I assume you're going to use Google Colab Notebook to train the model, so here is how to do it.

Prerequisites

  1. Gather all the appended files, make sure they are of ~2-2.5Gbs, I'll tell you later why; and upload it on drive. Make sure to get extra space in it.
  2. Load the Model Training notebook, or re-write it from scratch while taking help from the original notebook (it would help you to understand the training procedure)
  3. Select the GPU, don't go for A100s, T4 & V400s are more than enough, this way you'll save some compute units.

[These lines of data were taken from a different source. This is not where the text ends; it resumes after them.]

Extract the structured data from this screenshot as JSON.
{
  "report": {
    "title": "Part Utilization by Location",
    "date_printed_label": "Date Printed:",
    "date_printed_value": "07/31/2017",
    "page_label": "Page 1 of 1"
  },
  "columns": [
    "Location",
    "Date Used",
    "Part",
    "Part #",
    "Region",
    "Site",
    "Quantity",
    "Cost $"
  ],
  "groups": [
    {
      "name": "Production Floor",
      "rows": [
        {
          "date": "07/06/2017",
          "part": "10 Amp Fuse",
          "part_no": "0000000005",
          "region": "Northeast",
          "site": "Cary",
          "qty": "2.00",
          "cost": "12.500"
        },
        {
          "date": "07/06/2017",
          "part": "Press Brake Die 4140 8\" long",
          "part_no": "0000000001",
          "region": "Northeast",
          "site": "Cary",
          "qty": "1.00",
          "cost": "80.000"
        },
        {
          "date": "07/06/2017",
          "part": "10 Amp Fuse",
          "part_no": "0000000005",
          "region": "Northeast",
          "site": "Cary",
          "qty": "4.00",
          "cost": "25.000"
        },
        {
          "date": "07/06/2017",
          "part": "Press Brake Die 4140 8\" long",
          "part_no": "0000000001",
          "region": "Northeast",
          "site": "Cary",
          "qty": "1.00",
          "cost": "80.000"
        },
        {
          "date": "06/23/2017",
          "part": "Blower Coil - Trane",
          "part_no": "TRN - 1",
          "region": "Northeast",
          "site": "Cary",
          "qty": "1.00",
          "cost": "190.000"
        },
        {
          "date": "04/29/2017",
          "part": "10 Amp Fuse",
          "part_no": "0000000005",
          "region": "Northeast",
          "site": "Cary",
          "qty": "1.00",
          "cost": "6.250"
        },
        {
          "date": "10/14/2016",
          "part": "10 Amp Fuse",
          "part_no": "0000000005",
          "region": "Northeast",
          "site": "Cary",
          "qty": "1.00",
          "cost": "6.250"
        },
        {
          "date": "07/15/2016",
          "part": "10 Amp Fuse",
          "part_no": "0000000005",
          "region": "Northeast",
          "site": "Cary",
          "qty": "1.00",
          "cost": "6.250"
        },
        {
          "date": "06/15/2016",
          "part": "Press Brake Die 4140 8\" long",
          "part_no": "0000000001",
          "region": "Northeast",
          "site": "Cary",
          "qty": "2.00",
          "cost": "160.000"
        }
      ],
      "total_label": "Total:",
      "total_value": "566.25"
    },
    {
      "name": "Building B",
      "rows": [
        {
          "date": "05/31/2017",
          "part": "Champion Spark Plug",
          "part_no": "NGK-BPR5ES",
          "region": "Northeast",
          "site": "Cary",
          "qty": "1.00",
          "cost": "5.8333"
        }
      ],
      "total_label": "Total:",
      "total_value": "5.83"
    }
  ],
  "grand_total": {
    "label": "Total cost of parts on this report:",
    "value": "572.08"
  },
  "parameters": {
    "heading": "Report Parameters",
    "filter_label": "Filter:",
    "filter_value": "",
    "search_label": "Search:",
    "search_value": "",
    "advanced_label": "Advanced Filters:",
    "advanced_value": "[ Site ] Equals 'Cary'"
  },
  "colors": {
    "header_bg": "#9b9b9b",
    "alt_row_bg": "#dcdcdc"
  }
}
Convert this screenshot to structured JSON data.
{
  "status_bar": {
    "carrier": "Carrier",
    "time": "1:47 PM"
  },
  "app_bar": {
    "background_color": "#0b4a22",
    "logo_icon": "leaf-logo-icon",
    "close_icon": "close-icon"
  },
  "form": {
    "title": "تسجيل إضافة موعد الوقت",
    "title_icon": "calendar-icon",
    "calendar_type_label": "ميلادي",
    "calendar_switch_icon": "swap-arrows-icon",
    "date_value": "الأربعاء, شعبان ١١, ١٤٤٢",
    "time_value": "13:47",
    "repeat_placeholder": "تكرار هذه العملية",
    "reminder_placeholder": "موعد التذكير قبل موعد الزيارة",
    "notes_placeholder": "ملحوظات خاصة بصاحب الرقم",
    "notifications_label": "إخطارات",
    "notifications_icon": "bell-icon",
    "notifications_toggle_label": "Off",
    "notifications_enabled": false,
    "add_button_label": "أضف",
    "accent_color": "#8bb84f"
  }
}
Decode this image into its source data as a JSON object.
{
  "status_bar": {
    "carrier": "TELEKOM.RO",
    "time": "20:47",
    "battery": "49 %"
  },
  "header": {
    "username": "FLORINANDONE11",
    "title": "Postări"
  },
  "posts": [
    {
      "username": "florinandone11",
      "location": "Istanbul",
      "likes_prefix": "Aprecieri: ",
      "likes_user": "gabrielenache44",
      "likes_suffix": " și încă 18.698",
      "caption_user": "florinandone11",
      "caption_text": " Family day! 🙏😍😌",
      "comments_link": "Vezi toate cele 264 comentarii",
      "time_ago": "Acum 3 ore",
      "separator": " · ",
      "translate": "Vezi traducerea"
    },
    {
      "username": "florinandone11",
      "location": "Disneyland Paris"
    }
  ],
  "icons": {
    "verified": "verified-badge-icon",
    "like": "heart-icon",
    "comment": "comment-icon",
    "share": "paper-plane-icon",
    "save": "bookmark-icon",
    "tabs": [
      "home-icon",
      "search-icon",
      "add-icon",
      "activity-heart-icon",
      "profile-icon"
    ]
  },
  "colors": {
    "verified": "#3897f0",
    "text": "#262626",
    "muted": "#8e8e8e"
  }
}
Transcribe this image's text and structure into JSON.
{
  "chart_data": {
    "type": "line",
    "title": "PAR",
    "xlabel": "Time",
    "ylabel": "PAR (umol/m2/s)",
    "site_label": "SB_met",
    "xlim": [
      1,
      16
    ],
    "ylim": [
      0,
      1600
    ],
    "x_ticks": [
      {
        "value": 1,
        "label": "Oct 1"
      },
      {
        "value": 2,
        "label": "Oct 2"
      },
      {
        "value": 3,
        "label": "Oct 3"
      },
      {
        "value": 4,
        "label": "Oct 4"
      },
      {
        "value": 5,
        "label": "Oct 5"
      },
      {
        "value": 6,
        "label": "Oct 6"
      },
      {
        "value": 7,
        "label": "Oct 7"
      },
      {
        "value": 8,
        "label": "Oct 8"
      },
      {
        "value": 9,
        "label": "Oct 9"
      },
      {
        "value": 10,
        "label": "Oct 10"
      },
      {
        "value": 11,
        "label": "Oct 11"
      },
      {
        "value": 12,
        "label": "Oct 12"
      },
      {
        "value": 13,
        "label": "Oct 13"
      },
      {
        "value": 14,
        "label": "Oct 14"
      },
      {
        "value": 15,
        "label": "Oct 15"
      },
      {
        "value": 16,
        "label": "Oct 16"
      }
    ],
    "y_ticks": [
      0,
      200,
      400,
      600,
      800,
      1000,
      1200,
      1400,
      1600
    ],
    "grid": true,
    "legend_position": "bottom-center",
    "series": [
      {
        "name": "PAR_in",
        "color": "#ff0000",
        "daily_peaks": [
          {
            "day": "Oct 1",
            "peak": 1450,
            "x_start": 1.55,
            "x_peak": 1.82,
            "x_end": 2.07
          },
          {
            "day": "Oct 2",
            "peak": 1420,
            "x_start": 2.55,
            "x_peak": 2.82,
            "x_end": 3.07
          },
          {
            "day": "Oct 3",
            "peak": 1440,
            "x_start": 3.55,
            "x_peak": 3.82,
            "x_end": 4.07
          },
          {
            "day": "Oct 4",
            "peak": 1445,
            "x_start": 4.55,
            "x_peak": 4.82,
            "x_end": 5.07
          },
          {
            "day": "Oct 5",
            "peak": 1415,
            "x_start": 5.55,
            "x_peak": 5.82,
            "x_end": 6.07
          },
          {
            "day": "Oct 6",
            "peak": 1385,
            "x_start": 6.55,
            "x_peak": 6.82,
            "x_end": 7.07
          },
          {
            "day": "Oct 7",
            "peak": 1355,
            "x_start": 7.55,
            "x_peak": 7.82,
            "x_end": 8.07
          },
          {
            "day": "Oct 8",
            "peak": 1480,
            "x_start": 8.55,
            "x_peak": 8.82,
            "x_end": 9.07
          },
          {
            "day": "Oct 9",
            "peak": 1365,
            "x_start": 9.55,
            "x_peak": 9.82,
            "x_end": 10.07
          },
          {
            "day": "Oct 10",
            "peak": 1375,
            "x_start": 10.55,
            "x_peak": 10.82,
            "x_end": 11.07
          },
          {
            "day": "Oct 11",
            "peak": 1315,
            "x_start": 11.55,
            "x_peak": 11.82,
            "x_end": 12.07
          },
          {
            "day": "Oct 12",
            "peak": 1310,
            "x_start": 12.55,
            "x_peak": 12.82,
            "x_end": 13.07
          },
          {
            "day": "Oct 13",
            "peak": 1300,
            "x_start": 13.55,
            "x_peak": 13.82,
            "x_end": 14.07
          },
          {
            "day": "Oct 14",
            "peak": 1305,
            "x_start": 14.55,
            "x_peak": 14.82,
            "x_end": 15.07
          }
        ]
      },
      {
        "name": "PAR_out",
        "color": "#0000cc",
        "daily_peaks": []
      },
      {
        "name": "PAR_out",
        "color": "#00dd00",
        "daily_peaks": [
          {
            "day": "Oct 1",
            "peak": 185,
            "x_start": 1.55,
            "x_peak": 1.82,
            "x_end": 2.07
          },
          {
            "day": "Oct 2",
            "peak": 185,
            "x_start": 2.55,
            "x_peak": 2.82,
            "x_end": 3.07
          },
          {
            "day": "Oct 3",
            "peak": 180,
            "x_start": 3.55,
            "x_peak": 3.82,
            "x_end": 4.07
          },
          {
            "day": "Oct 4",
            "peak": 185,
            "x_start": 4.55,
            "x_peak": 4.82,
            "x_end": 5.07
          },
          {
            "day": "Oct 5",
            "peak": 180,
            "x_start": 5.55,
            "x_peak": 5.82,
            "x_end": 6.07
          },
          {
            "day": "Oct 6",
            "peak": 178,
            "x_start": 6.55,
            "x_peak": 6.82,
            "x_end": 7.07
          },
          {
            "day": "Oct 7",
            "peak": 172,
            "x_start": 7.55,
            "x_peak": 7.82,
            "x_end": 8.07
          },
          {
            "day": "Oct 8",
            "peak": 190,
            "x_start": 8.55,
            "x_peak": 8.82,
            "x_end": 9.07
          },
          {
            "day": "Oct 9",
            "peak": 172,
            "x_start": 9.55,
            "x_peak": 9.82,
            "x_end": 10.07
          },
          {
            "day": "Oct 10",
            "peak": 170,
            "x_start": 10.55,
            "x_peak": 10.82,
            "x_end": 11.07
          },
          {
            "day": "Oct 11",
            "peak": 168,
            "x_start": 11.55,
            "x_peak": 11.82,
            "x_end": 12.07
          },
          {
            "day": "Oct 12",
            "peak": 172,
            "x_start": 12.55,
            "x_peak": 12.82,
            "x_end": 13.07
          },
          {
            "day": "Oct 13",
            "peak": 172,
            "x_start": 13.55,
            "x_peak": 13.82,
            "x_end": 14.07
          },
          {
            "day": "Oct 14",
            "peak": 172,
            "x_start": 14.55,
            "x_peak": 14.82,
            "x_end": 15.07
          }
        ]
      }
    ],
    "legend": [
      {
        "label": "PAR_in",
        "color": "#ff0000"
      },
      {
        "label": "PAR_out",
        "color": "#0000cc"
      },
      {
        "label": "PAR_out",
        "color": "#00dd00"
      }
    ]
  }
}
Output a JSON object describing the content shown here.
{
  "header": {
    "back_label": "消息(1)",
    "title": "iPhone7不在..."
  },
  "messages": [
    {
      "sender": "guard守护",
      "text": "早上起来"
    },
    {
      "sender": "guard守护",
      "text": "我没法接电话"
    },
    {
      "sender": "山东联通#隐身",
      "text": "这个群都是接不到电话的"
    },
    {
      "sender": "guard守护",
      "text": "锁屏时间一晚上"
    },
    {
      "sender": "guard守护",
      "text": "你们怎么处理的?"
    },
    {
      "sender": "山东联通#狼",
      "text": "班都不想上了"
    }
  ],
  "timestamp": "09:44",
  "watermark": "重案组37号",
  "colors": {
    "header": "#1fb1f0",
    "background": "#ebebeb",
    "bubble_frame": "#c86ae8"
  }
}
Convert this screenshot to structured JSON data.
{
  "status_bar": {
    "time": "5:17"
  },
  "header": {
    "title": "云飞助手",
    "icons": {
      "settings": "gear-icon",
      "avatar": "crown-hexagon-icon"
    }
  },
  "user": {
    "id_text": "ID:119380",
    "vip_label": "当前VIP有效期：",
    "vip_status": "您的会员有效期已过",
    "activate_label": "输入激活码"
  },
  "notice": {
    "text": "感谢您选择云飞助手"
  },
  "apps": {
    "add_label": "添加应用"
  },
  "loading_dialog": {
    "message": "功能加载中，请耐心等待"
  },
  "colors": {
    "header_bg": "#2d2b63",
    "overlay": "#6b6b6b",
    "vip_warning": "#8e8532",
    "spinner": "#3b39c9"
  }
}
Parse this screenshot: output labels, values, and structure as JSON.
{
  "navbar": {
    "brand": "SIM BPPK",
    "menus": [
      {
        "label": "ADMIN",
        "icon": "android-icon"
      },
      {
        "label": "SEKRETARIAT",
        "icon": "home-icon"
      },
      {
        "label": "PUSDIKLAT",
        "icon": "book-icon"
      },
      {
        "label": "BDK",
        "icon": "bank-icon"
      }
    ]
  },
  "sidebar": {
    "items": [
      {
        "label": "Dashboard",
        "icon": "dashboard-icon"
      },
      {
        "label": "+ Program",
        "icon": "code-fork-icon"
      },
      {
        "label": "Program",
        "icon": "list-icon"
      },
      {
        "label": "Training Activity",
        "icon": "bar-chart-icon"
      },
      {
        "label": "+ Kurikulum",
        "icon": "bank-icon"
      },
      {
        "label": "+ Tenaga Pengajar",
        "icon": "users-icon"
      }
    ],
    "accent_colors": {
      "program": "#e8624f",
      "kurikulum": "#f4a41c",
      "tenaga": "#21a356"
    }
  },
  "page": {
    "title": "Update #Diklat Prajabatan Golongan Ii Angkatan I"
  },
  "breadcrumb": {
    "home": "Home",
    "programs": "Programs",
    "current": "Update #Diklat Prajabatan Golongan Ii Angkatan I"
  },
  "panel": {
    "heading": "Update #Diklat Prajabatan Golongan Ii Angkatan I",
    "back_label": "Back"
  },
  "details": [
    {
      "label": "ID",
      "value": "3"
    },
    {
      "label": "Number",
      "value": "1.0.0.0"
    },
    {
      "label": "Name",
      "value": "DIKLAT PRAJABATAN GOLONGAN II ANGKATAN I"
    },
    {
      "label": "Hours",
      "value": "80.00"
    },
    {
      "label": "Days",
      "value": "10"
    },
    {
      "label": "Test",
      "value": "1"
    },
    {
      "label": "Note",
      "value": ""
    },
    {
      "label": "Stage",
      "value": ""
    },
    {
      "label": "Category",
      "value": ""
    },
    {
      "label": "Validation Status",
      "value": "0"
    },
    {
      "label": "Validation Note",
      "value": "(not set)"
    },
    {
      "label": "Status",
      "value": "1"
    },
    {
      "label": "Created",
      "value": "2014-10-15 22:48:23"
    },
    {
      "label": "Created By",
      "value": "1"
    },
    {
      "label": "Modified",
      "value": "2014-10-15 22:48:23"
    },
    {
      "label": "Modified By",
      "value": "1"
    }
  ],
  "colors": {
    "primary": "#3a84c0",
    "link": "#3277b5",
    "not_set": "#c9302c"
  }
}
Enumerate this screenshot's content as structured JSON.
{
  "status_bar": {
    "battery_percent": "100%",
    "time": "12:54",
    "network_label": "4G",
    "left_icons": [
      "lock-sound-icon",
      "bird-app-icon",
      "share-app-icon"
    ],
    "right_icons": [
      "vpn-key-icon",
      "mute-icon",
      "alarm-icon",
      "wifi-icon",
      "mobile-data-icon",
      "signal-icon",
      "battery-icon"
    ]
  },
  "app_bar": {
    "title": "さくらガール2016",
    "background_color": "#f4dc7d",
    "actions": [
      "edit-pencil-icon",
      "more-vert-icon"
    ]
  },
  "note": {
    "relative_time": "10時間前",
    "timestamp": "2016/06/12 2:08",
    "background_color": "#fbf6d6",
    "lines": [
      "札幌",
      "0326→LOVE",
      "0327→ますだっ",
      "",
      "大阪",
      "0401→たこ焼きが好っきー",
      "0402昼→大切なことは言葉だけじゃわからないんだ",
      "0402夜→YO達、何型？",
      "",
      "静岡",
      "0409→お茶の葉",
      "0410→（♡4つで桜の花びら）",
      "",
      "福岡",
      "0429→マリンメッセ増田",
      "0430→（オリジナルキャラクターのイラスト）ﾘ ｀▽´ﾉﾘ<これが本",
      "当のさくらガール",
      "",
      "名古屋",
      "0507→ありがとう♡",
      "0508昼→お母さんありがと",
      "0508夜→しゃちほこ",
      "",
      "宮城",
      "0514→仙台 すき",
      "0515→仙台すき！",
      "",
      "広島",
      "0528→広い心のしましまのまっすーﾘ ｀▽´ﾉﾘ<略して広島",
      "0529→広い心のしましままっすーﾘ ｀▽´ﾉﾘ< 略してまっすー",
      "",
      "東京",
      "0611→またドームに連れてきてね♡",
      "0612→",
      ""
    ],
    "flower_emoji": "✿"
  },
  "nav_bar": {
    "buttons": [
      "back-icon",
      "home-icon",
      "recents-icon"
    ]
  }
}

Now since everything is done, we proceed...

Using the notebook, connect it to your Google Drive and download tiktoken library. Then load the training dataset and then tokenize it with the set configurations. After it's done, just run the training cell and then sit back and enjoy, till the model trains. It's that simple.

Something to remember

  1. Keep the eval_iters same as the eval_intervals and make them both >100 for better training.
  2. With a big model, like a 0.5b-1.5b model, if you plan to train it, make sure use learn rate scheduling and keep learn rate = 3e-4 or 3e-5.
  3. Don't put max_iters more than 5k at a time, this way, you can monitor model's performance and save compute credits.
  4. Each time you run new training batch, keep changing torch.manual_seed() to ensure that new tokens are fed to the model or change the dataset entirely.
  5. Save the model each time when done training, save it in safetensors form too.

That's it, have a blast training the model.